Raquel Gerstel, 15, and Bobbie Sartain, 16, were gunned down in the early morning hours of Nov. 25 after a teenager they were hanging out with announced that he had another woman coming to meet them, a 16-year-old witness testified in court Tuesday.

The juvenile witness testified that Diantay Powell, 18, told Gerstel and Sartain that he had just invited his girlfriend to hang out with them. That angered Sartain, who slapped Powell and started a fight that led to the killings, the witness said.

The testimony provided the first public explanation for a double murder that left a neighborhood near Brookdale Park shaken. Many residents witnessed the two girls dying on the street from multiple gunshot wounds.
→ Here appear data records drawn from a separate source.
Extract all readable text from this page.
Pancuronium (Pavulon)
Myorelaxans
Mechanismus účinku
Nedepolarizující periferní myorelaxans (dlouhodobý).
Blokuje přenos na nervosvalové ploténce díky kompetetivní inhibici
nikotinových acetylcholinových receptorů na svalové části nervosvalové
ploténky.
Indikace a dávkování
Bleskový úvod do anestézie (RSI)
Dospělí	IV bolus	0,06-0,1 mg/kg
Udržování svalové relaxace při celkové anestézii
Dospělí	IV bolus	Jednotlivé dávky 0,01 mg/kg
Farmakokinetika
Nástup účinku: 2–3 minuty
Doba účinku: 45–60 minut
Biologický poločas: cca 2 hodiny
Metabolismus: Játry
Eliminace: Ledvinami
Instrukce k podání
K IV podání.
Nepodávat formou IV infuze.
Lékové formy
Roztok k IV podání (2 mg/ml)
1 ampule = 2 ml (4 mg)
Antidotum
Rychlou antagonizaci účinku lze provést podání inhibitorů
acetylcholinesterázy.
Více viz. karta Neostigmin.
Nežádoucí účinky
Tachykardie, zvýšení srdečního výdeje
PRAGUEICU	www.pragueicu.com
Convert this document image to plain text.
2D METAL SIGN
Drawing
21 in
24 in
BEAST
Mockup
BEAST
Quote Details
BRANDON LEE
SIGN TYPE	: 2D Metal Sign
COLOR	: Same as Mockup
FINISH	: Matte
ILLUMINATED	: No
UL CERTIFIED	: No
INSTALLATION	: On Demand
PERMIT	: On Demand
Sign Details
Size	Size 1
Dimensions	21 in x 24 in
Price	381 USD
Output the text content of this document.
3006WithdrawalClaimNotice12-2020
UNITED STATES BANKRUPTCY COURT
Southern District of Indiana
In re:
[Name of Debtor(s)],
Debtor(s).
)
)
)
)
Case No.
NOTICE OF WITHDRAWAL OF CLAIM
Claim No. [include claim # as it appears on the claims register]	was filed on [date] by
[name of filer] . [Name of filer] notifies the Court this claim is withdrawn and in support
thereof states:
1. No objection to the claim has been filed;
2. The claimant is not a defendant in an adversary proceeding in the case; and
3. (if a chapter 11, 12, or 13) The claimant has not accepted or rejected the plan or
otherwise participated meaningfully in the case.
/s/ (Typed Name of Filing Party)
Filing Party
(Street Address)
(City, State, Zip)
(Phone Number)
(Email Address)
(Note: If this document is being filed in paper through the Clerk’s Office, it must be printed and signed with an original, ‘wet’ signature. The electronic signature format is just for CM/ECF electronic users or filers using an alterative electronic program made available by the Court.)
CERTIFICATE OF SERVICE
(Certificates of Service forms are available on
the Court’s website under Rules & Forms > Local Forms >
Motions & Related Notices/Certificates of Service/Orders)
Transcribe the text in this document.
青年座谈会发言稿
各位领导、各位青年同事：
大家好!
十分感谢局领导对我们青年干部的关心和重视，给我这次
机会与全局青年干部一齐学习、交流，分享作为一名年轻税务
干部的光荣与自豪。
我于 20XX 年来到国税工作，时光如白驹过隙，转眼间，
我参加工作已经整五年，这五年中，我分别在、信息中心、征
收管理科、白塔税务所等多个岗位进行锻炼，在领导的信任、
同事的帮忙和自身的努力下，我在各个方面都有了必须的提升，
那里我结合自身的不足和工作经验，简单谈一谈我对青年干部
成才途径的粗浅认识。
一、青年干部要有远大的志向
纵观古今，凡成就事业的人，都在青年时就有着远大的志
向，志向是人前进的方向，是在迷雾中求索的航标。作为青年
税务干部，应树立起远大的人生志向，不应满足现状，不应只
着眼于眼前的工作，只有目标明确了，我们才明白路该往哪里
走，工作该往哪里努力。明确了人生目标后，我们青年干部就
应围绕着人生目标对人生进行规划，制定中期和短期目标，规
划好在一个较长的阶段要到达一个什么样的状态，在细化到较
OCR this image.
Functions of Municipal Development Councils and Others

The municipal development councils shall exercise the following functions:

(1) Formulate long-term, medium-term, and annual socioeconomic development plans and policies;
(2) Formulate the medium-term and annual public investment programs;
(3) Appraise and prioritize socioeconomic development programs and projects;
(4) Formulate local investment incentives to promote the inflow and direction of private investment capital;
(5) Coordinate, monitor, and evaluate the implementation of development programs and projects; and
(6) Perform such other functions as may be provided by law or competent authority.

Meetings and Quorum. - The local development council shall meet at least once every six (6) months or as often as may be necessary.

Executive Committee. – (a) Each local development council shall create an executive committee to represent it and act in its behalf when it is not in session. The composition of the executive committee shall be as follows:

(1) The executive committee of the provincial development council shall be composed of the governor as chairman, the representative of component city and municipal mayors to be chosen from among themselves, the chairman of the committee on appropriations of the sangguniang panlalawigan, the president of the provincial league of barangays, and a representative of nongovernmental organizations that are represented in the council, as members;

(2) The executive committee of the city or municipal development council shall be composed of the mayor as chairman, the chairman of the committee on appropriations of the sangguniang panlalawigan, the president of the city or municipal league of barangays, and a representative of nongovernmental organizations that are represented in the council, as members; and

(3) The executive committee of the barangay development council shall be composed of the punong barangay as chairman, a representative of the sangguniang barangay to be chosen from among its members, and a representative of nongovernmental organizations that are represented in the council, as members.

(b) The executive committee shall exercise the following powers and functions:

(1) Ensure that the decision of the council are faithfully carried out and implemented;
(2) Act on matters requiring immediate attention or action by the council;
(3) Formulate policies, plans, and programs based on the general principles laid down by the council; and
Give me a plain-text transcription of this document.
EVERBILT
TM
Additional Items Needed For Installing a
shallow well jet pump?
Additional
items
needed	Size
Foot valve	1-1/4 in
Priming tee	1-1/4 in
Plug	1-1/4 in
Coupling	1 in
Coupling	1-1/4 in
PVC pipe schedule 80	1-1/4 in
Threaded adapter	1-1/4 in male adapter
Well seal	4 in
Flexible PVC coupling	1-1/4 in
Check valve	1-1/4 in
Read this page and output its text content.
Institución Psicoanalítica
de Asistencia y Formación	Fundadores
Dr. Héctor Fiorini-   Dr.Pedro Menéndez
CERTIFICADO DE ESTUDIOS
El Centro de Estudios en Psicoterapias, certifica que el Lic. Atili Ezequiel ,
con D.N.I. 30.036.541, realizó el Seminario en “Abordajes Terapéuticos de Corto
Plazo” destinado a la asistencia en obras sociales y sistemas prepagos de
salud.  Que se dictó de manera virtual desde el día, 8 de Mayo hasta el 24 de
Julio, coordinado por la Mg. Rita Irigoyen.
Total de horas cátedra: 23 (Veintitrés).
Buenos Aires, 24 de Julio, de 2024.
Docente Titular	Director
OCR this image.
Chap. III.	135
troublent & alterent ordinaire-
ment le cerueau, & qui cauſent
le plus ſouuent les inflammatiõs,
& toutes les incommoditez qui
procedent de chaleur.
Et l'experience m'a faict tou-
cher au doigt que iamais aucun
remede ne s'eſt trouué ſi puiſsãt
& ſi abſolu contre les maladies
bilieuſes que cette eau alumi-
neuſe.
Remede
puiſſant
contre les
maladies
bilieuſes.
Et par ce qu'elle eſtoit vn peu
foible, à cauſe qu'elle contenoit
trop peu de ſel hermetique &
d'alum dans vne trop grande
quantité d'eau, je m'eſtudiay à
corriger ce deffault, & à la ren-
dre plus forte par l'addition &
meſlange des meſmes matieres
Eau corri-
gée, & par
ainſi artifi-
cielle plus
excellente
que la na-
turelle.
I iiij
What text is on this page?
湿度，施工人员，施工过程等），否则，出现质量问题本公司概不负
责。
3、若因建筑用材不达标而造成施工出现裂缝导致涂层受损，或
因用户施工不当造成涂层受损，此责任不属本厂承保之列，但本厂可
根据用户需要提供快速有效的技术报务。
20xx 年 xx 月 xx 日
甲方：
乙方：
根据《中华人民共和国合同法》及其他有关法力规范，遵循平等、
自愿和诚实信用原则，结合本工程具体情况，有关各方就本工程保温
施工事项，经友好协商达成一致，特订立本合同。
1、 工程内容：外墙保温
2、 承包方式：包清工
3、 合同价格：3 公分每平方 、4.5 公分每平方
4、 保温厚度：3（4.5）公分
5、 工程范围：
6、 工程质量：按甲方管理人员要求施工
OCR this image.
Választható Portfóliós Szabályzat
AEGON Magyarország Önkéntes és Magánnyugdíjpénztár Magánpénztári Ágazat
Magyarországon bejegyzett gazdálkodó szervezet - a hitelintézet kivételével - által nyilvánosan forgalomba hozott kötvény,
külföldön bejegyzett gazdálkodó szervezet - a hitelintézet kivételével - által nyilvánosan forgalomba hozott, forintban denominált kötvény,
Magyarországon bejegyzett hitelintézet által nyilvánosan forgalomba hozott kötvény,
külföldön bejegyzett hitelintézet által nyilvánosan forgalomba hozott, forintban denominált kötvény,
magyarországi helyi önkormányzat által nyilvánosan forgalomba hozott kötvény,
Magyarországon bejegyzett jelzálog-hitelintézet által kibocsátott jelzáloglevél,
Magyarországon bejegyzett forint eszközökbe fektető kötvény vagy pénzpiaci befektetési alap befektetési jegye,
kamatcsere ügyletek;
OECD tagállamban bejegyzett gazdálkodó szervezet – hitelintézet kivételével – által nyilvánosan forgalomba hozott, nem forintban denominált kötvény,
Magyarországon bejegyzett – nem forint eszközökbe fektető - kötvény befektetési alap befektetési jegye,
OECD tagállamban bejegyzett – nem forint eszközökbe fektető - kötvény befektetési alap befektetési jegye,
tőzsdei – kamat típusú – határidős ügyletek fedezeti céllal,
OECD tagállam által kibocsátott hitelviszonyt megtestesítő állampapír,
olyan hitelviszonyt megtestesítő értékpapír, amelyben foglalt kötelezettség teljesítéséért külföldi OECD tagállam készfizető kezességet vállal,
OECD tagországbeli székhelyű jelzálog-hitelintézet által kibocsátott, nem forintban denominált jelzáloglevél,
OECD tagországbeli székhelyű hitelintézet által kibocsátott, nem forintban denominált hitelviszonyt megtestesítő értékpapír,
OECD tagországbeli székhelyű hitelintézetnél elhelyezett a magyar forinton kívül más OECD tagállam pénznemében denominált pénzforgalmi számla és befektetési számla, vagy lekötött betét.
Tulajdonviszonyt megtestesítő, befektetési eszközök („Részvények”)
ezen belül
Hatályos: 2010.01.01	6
Though Powell and his friend Antonio Edwards, 20, were arrested and charged about two weeks after the killings, questions remained about why the girls were killed.

Police said at the time that the killings were the result of an argument and that Powell was the shooter while Edwards was the getaway driver. Powell was charged with a special circumstances double murder and Edwards was charged with being an accomplice to murder.

Yet, questions remained as to what happened in a white rental car where the teenagers had gathered about 4 a.m., shortly before the killings.

A 16-year-old who was in the car and witnessed the killings reluctantly answered some of those questions Tuesday during a preliminary hearing in the case.

The witness, who is in juvenile detention and is not being named because of his age, initially refused to answer any questions until he was threatened with being held in contempt of court.

On several occasions while testifying, the witness would look at Powell when asked a question and then refuse to answer after Powell shook his head from left to right. Eventually, after several stern warnings from Judge Jon Rolefson, the juvenile began answering questions with his hands over his face.

The witness refused to give descriptive answers but confirmed what he told police two weeks after the killings, including a chilling explanation of how Powell allegedly coldly shot Gerstel in the head after she tried to defend her friend and then ruthlessly gunned down Sartain as she begged for her life.

The witness told police that Sartain slapped Powell after he announced that his girlfriend was coming to meet the group. Powell responded by slapping Sartain, the witness said. At that point, Gerstel came to her friend's defense and was shot in the head, the witness said.

Sartain then tried to run from the scene, the witness said. As she ran, the witness said, Sartain pleaded with Powell not to kill her and said she would not tell anyone what happened.

Powell, however, kept firing, the witness told police. After Sartain fell to the street, Powell allegedly walked over to her and fired three to five more bullets into her body, the witness told police.

A day after the killings, another witness said, Powell acted "hard" and had a demeanor of being satisfied that he had accomplished something.

That other witness, Albert Rich, said Powell told him about the killings the next day while Rich was giving Powell a ride.

"That's the vibe I got, like he thought he accomplished something," Rich said.

Deputy district attorney Ben Beltramo is expected to conclude the preliminary hearing Wednesday. Rolefson then will decide if there is enough evidence to send Powell and Edwards before a jury.